Beef cattle generally start out in rangeland or pasture where they eat grass with supplementary grain feed for a year or so. Then they get moved to an extremely dense feedlot or Concentrated Animal Feeding Operation where they are fed mostly grain based feed for the next 6 months or so.

3 comments

That's what gives cows the taste most consumers recognize as "prime beef". Eating solely grass-feed is definitely a different taste;I'm not sure most consumers would like it, at least initially (outside of a hamburger).
Not sure why parent was voted down but it's true. The inputs have a lot to do with the outputs. Grass fed beef has its advantages in many ways, but grain fed does as well. Generally, you see a nice balance when a cow is grass fed most its life and then fed grain the last couple months to fatten it up.

Aaron Franklin talks about this in his book and mentions he only uses grain fed beef for BBQ. Grass fed briskets just aren't as tasty and lack the marbling of a prime Angus brisket, in his opinion. But the guy has cooked over 100 briskets each day for over a decade so I imagine it carries some weight.

In my preference for steaks, I like both.
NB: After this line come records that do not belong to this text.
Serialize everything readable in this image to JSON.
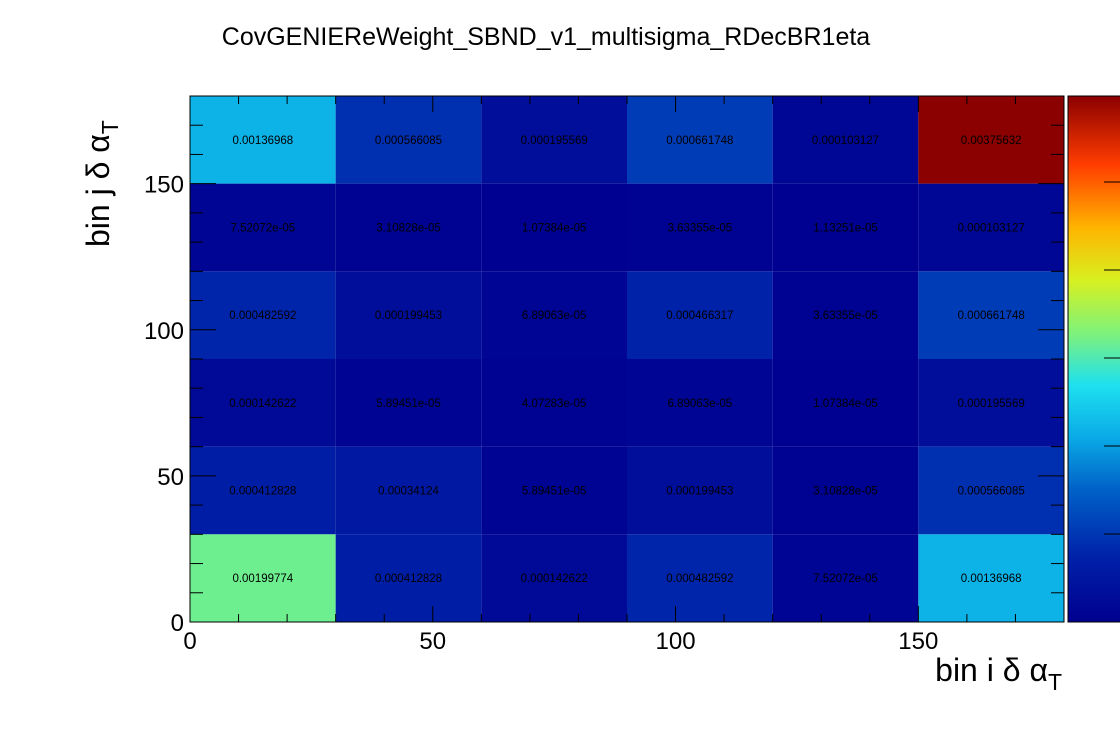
{
  "chart_data": {
    "type": "heatmap",
    "title": "CovGENIEReWeight_SBND_v1_multisigma_RDecBR1eta",
    "xlabel": {
      "main": "bin i δ α",
      "sub": "T"
    },
    "ylabel": {
      "main": "bin j δ α",
      "sub": "T"
    },
    "xlim": [
      0,
      180
    ],
    "ylim": [
      0,
      180
    ],
    "x_edges": [
      0,
      30,
      60,
      90,
      120,
      150,
      180
    ],
    "y_edges": [
      0,
      30,
      60,
      90,
      120,
      150,
      180
    ],
    "x_ticks": [
      "0",
      "50",
      "100",
      "150"
    ],
    "x_tick_values": [
      0,
      50,
      100,
      150
    ],
    "y_ticks": [
      "0",
      "50",
      "100",
      "150"
    ],
    "y_tick_values": [
      0,
      50,
      100,
      150
    ],
    "z_range": [
      0,
      0.00375632
    ],
    "colorscale": "rainbow",
    "rows_top_to_bottom": [
      [
        "0.00136968",
        "0.000566085",
        "0.000195569",
        "0.000661748",
        "0.000103127",
        "0.00375632"
      ],
      [
        "7.52072e-05",
        "3.10828e-05",
        "1.07384e-05",
        "3.63355e-05",
        "1.13251e-05",
        "0.000103127"
      ],
      [
        "0.000482592",
        "0.000199453",
        "6.89063e-05",
        "0.000466317",
        "3.63355e-05",
        "0.000661748"
      ],
      [
        "0.000142622",
        "5.89451e-05",
        "4.07283e-05",
        "6.89063e-05",
        "1.07384e-05",
        "0.000195569"
      ],
      [
        "0.000412828",
        "0.00034124",
        "5.89451e-05",
        "0.000199453",
        "3.10828e-05",
        "0.000566085"
      ],
      [
        "0.00199774",
        "0.000412828",
        "0.000142622",
        "0.000482592",
        "7.52072e-05",
        "0.00136968"
      ]
    ]
  }
}
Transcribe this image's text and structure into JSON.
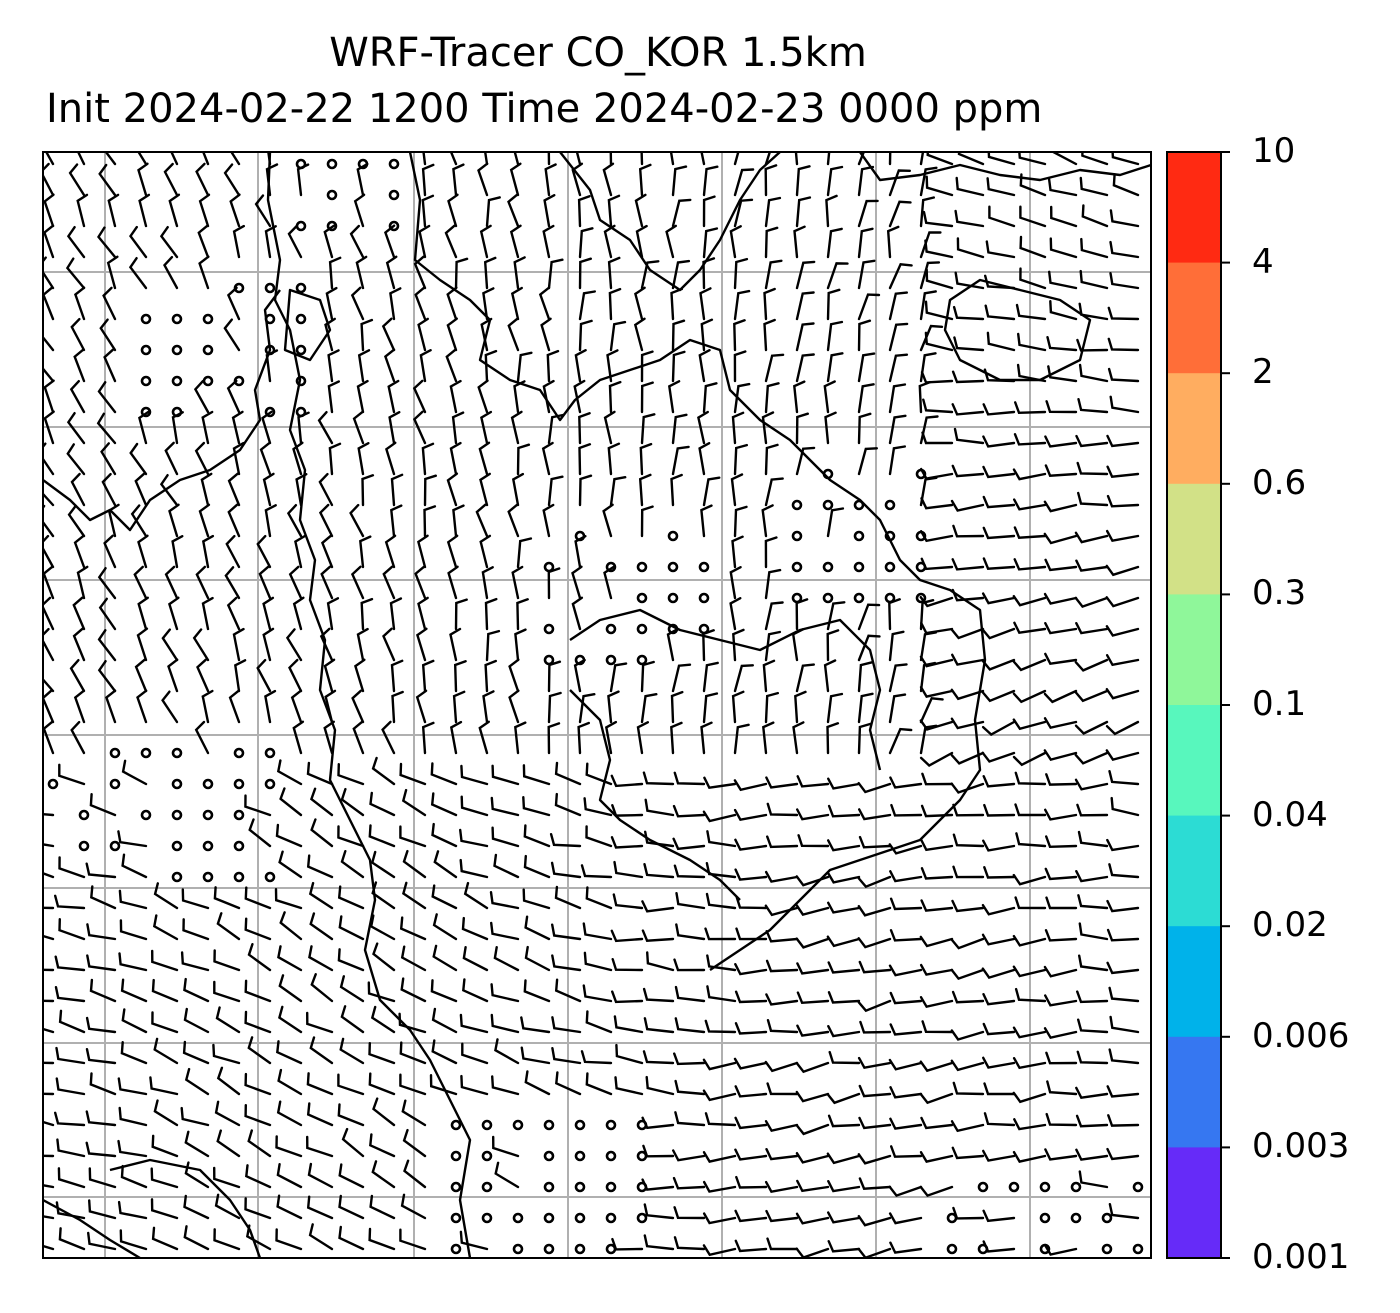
{
  "title": {
    "line1": "WRF-Tracer CO_KOR 1.5km",
    "line2": "Init 2024-02-22 1200 Time 2024-02-23 0000 ppm"
  },
  "colorbar": {
    "levels": [
      "10",
      "4",
      "2",
      "0.6",
      "0.3",
      "0.1",
      "0.04",
      "0.02",
      "0.006",
      "0.003",
      "0.001"
    ],
    "colors": [
      "#ff2a12",
      "#ff6e38",
      "#ffad60",
      "#d2e187",
      "#8ff79a",
      "#58f7bd",
      "#2cdcd4",
      "#00b2ea",
      "#3677f1",
      "#662bf8"
    ]
  },
  "map": {
    "grid_on": true,
    "barb_color": "#000000",
    "coast_color": "#000000",
    "grid_color": "#b0b0b0"
  }
}
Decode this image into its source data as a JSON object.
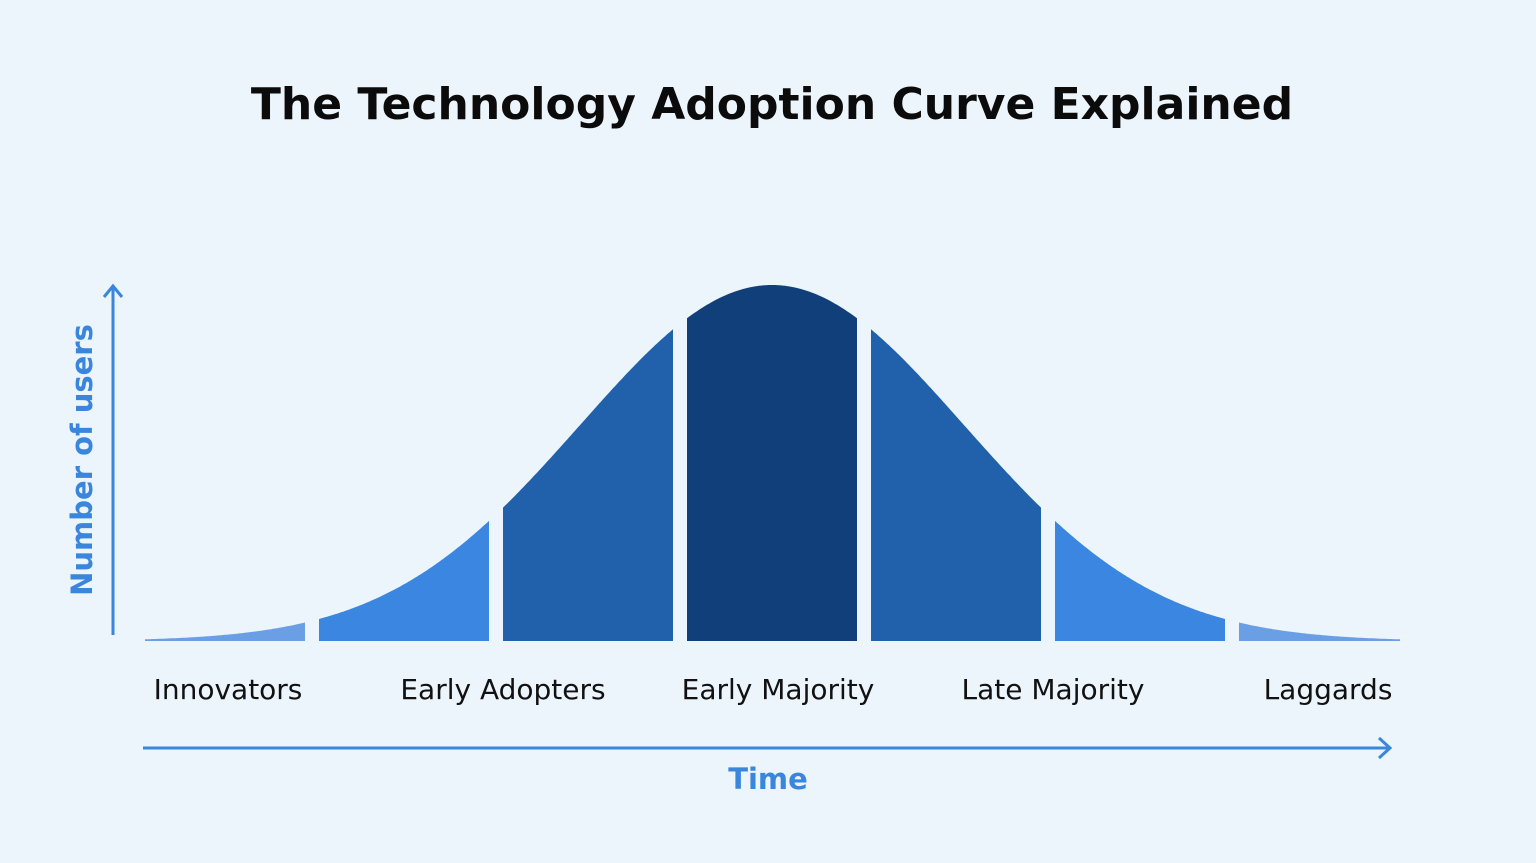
{
  "title": "The Technology Adoption Curve Explained",
  "y_axis": {
    "label": "Number of users"
  },
  "x_axis": {
    "label": "Time"
  },
  "segments": [
    {
      "label": "Innovators"
    },
    {
      "label": "Early Adopters"
    },
    {
      "label": "Early Majority"
    },
    {
      "label": "Late Majority"
    },
    {
      "label": "Laggards"
    }
  ]
}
But it depends on the cut. For a Ribeye I'll take the grain fed. For a filet I'll take grass.

Here's the thing, "grass fed" beef is still fed grain. You're looking for "grass finished", which is quite rare.
The parent commenter is speaking specifically from experience in Australia.

Since CAFO is a USDA term, I assume your comment (or the source of it) relates to the USA.

A CAFO is a feedlot with 1k+ animal units (1 animal unit = 1 head of beef cattle), Australia has plenty of those. Here's a list of the top 25

https://www.beefcentral.com/top-25-lotfeeders-list/

I believe it is true that cattle get more nutrition from grass in AU than US but I haven't seen numbers that break it down.

Given a year on grass and 6 months on feedlot, that already mean that they only use 33% compared to a factory farmed one that only eat grain. A pretty large gain for the climate.